The voice, completely believable, told Carmen her grandson had been in Juarez for a funeral and had been stopped on his way back to the United States. She was told the authorities had found drugs in his trunk and he had contacted the U.S. Embassy.
The grandson’s voice said he had tested clean for drugs but was in jail and his grandparents should talk to the embassy representative.
The person the Quinns talked to then told them to get their grandson out of jail, they would need to send $2,600 right away.
They were also told not to tell anybody else.
But Hal told the embassy representative to call his son, the father of the young man in question, who would be responsible for providing any money. Then he hung up the phone.
Suspicion nagged at Hal’s mind and he called his son himself right away. The younger Quinn called the grandson’s work place in El Paso — and there he was at work, just as he was supposed to be.
“This could be a bad scam,” Hal said. “I just want people to know it is happening, and it is happening right here.”
In the story out of Albuquerque, Minnie McKenna was saved from sending $2,860 to save her own grandson from a Mexican jail, by two Walmart employees who refused service to her last week.

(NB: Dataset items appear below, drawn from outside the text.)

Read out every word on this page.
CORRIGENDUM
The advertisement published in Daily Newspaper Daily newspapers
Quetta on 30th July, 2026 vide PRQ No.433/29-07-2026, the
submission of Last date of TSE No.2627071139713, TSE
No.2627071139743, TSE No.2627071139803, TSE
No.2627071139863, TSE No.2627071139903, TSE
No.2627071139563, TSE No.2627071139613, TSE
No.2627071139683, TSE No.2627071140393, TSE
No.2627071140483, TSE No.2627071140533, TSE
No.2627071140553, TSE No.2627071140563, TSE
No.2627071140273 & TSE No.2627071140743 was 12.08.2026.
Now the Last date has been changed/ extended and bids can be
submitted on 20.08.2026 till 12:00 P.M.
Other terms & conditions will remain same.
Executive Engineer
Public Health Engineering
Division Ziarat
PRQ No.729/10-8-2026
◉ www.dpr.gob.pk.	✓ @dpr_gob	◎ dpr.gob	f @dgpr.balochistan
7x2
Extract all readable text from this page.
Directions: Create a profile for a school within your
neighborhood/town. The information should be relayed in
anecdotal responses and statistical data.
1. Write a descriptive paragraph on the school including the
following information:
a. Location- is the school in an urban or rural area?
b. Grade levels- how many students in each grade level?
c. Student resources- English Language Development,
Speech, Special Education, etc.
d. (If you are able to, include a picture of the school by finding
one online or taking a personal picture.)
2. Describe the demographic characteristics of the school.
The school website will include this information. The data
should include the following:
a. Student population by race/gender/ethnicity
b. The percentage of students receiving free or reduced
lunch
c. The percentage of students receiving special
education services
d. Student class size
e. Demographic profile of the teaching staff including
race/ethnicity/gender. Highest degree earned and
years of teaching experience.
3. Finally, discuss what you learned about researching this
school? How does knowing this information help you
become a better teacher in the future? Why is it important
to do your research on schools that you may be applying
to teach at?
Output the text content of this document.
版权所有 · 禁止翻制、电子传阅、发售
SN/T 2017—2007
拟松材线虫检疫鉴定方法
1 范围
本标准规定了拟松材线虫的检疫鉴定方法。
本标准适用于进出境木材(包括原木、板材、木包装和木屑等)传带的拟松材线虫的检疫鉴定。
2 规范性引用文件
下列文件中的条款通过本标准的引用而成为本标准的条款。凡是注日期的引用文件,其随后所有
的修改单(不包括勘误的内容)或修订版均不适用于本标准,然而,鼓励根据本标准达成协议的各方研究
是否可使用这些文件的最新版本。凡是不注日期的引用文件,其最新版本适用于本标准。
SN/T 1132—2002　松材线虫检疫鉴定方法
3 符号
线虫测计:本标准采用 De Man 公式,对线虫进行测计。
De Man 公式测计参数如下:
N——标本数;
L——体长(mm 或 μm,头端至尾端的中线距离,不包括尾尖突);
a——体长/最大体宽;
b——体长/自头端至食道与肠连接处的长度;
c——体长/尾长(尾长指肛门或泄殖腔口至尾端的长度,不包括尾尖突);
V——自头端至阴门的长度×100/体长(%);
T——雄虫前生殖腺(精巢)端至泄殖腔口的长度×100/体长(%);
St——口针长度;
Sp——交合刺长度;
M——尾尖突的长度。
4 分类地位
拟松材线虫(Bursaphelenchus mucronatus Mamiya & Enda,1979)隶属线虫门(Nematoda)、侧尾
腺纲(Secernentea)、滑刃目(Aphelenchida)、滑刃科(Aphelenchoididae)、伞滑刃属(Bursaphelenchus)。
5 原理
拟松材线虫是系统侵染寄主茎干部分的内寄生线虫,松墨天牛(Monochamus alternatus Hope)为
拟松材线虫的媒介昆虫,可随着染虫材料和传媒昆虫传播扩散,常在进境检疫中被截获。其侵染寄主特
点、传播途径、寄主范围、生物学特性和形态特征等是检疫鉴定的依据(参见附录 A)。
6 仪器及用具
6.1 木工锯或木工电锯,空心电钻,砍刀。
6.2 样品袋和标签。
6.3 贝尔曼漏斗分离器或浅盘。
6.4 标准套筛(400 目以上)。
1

“He said, ‘I’m in trouble,’” McKenna, 88, recalled. “He was all excited, saying he had gone to Mexico to attend a buddy’s funeral, which could very well be. He was in the military and knows people from all parts of the world.”
Grandson Benjamin, McKenna said, told her he and some friends had been arrested after traces of drugs had been found in their car. He had tested negative for drugs, but still he needed $2,860 to post bail.
Another man, this one claiming to be David Anders with the U.S. Embassy, asked her to give him her grandson’s full name for “verification.” He told McKenna to wire the money — they don’t take Visa — and her grandson would be put on a plane and the arrest wiped clean from his record.
McKenna was instructed to send the money via MoneyGram, a global money transfer service partnered with Walmart, to an agent named Marco Antonio Molina in Jalisco, more than 300 miles west of Mexico City.
She was also told not to tell a soul or things might go awry.
“It was all so real,” she said.
When the clerks at Walmart smelled a scam and wouldn’t send the money, McKenna went home to make a few calls, including one to the supposed Mexican official, who suggested she wire the money through a different store.
Then she called Benjamin in Manhattan, Kan. and there he was.
He had never been in Mexico, never been in jail. It had all been a scam.